At this point, everything looks fine, but there is one small problem. The Proxmox backups don’t work. The configuration looks good. Some VMs are backed up fine. But the most important one - the main server - is stuck. Proxmox starts the backup process but never finishes it.

The first hint was the file system in the VM. The main server has btrfs, whereas HomeAssistant has ext4. So, maybe it has something to do with the file system. So, I’ve tried to spawn a small VM with btrfs and ran a backup. The same error. So, I was right.
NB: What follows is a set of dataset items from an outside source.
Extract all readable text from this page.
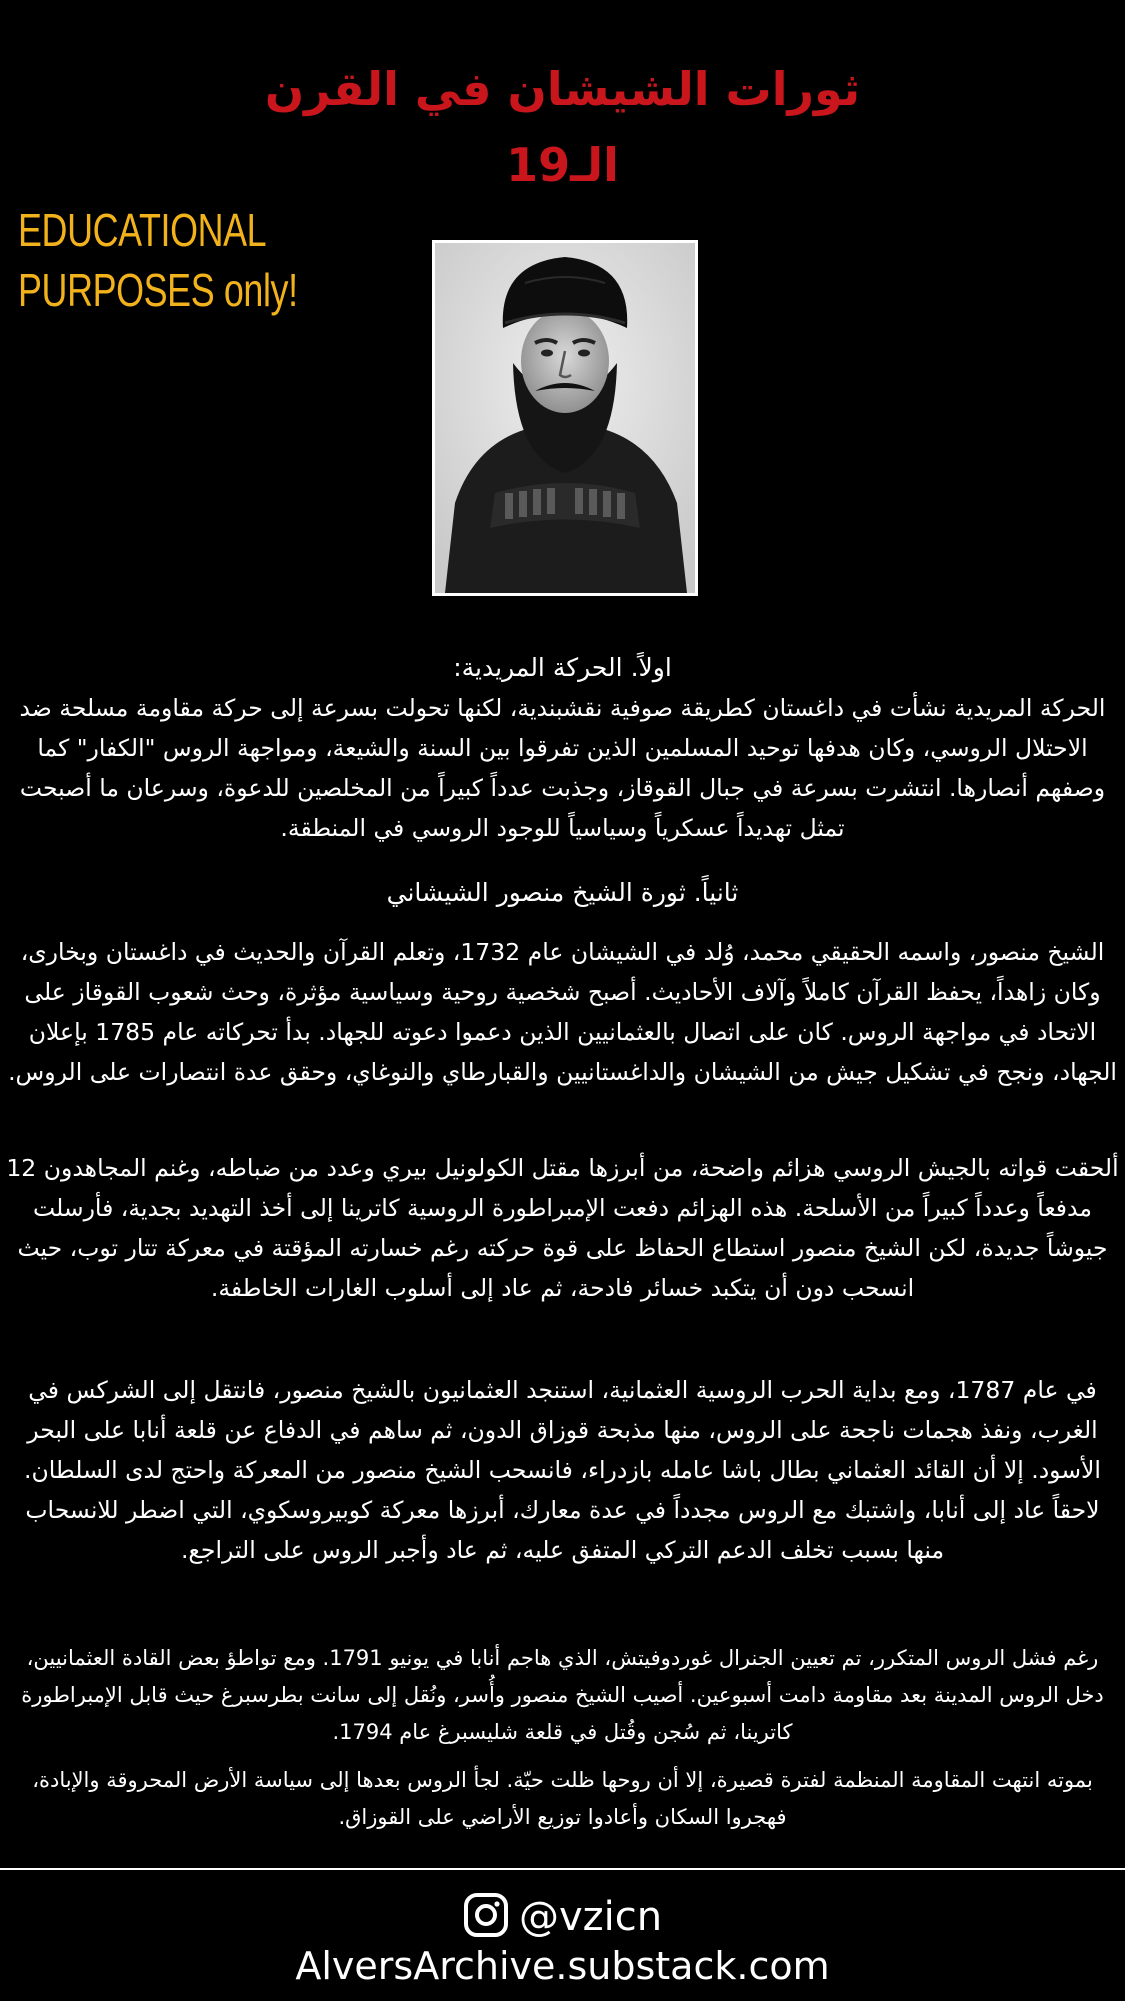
ثورات الشيشان في القرن
الـ19
EDUCATIONAL
PURPOSES only!
اولاً. الحركة المريدية:
الحركة المريدية نشأت في داغستان كطريقة صوفية نقشبندية، لكنها تحولت بسرعة إلى حركة مقاومة مسلحة ضد الاحتلال الروسي، وكان هدفها توحيد المسلمين الذين تفرقوا بين السنة والشيعة، ومواجهة الروس "الكفار" كما وصفهم أنصارها. انتشرت بسرعة في جبال القوقاز، وجذبت عدداً كبيراً من المخلصين للدعوة، وسرعان ما أصبحت تمثل تهديداً عسكرياً وسياسياً للوجود الروسي في المنطقة.
ثانياً. ثورة الشيخ منصور الشيشاني
الشيخ منصور، واسمه الحقيقي محمد، وُلد في الشيشان عام 1732، وتعلم القرآن والحديث في داغستان وبخارى، وكان زاهداً، يحفظ القرآن كاملاً وآلاف الأحاديث. أصبح شخصية روحية وسياسية مؤثرة، وحث شعوب القوقاز على الاتحاد في مواجهة الروس. كان على اتصال بالعثمانيين الذين دعموا دعوته للجهاد. بدأ تحركاته عام 1785 بإعلان الجهاد، ونجح في تشكيل جيش من الشيشان والداغستانيين والقبارطاي والنوغاي، وحقق عدة انتصارات على الروس.
ألحقت قواته بالجيش الروسي هزائم واضحة، من أبرزها مقتل الكولونيل بيري وعدد من ضباطه، وغنم المجاهدون 12 مدفعاً وعدداً كبيراً من الأسلحة. هذه الهزائم دفعت الإمبراطورة الروسية كاترينا إلى أخذ التهديد بجدية، فأرسلت جيوشاً جديدة، لكن الشيخ منصور استطاع الحفاظ على قوة حركته رغم خسارته المؤقتة في معركة تتار توب، حيث انسحب دون أن يتكبد خسائر فادحة، ثم عاد إلى أسلوب الغارات الخاطفة.
في عام 1787، ومع بداية الحرب الروسية العثمانية، استنجد العثمانيون بالشيخ منصور، فانتقل إلى الشركس في الغرب، ونفذ هجمات ناجحة على الروس، منها مذبحة قوزاق الدون، ثم ساهم في الدفاع عن قلعة أنابا على البحر الأسود. إلا أن القائد العثماني بطال باشا عامله بازدراء، فانسحب الشيخ منصور من المعركة واحتج لدى السلطان. لاحقاً عاد إلى أنابا، واشتبك مع الروس مجدداً في عدة معارك، أبرزها معركة كوبيروسكوي، التي اضطر للانسحاب منها بسبب تخلف الدعم التركي المتفق عليه، ثم عاد وأجبر الروس على التراجع.
رغم فشل الروس المتكرر، تم تعيين الجنرال غوردوفيتش، الذي هاجم أنابا في يونيو 1791. ومع تواطؤ بعض القادة العثمانيين، دخل الروس المدينة بعد مقاومة دامت أسبوعين. أصيب الشيخ منصور وأُسر، ونُقل إلى سانت بطرسبرغ حيث قابل الإمبراطورة كاترينا، ثم سُجن وقُتل في قلعة شليسبرغ عام 1794.
بموته انتهت المقاومة المنظمة لفترة قصيرة، إلا أن روحها ظلت حيّة. لجأ الروس بعدها إلى سياسة الأرض المحروقة والإبادة، فهجروا السكان وأعادوا توزيع الأراضي على القوزاق.
@vzicn
AlversArchive.substack.com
After some research, I found out that it might be related to the file system freeze feature. So, Proxmox can prevent any changes to files in VMs in several ways. It can send an fs freeze call via qemu-guest-agent. Or it can do it the old way, stop the VM.

Initially, I didn’t want to stop the VM, because it may cause some problems, like down DNS and DHCP servers. So, I’ve tried to solve the problem with the fs freeze. As far as I understand, btrfs should support it, but for some reason, it didn’t work.

In the end, the best solution was to use the stop VM approach. The backup doesn’t cause a long downtime. Maybe it uses CoW/snapshots to prevent changes during backup and create a quick temporary backup image. So, it starts the VM back pretty much immediately.

By combining btrfs snapshots, Proxmox VM backups, and infrastructure automation with Ansible, it’s possible to build multiple layers of protection against failures. Even though the btrfs filesystem caused issues with the filesystem freeze mechanism, switching to the stop-mode backup approach turned out to be a practical solution with minimal downtime.